The answer to (1) is no. The same old stuff except in bright new surroundings. The answer to (2)? By charging big prices. One of those little cans of 555 sardines (plain in oil), which costs around P10 everywhere else, will set you back P16 at Buhangin's Mercury drugstore. That's a 60 percent markup on the usual store price. The word "profiteering" comes to mind. If I were you fellow Buhangians, I'd shop at your local druggy, Mercury's prices are off the chart.
On Monday there was a column of views culled from the Sun.Star's website concerning those boosted hotel prices up in Cebu. Some e-mailers were content to comment on the topic -- for and against -- but others, quite a few others, saw it as yet another reason why tourists of all classes avoid the Philippines and instead visit our neighbors.
I can chip in ten centavo's worth here because quite recently I was talking to a tourist from Thailand. He was an American, retired early, who lived there. Nor was he the usual if-it's-Tuesday-then-this-must-be-Baguio sort of traveler; instead settling in a place for a couple of months by long-staying at a hotel or renting a furnished apartment.
Naturally he asked me this and that about the Philippines, I quizzed him on Thailand and finally, inevitably, I asked him what he thought about our archipelago.
He didn't mince words. "Your people are so dirty." he said, "Not in their personal hygiene but in the way they treat their surroundings, even their homes. Trash of any description - from a candy wrapper to a junked auto - is just thrown down. On the road, the sidewalk, a vacant lot." He'd seen subdivisions, which looked "part bombsite and part junkyard. Guys work on their vehicles in the road and then drive off leaving the remains - used filters, old oil, worn out parts - just sitting there."
"And it's so loud. Everybody shouts (He'd obviously been watching The Buzz!).
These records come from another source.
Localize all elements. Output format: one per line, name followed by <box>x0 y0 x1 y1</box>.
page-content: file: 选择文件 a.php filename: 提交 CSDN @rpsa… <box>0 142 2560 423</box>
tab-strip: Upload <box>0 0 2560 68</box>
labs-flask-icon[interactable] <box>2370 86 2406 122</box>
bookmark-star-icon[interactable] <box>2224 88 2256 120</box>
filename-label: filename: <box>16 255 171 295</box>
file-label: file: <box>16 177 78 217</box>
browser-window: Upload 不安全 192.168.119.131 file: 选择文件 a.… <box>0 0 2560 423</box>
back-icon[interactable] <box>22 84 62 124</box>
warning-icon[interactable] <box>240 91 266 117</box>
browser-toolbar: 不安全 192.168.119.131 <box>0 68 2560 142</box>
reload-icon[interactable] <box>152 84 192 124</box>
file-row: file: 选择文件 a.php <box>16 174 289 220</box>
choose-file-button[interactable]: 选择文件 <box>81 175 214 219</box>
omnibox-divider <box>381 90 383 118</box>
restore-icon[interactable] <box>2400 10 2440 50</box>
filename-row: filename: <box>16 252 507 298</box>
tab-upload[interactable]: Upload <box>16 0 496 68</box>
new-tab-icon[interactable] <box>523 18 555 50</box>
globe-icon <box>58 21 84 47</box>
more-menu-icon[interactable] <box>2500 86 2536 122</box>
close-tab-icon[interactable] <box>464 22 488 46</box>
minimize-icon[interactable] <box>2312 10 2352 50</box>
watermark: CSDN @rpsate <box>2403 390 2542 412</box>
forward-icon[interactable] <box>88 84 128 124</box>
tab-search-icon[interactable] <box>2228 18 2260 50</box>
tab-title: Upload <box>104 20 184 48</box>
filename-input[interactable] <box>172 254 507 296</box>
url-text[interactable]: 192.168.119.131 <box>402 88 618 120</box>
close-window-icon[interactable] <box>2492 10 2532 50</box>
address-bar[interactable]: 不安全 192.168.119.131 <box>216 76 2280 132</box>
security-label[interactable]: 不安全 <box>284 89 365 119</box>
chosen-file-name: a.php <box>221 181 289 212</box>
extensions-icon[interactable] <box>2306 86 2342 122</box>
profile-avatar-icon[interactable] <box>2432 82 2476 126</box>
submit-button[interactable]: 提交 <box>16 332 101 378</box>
Music and TVs are turned up loud enough for the whole neighborhood to hear. Motorcycles and autos are fitted with ghetto-blasters - they'd be off the road in Thailand."
Touristy things? "The potential is there but there's so little visible organization. What there is seems to work on the knowing someone's principle and off the cuff, sort of spur of the moment. It's great to visit a cave full of bats (over on Samal) but why have to wait on a baking hot quay - no cafe, no toilets - for the one tiny ferry when there's three others parked on the beach?"
Lastly, and I forget which day it was, there was an intriguing item regarding Cebu's show-stopping weather where a reader asked what was the difference between a tropical depression, a storm and a typhoon?
Easy. A tropical depression is brought on by the previous evening's over-indulgence in beer, conviviality and most likely some likely ladies. A storm brews and the typhoon hits when the missis finds out.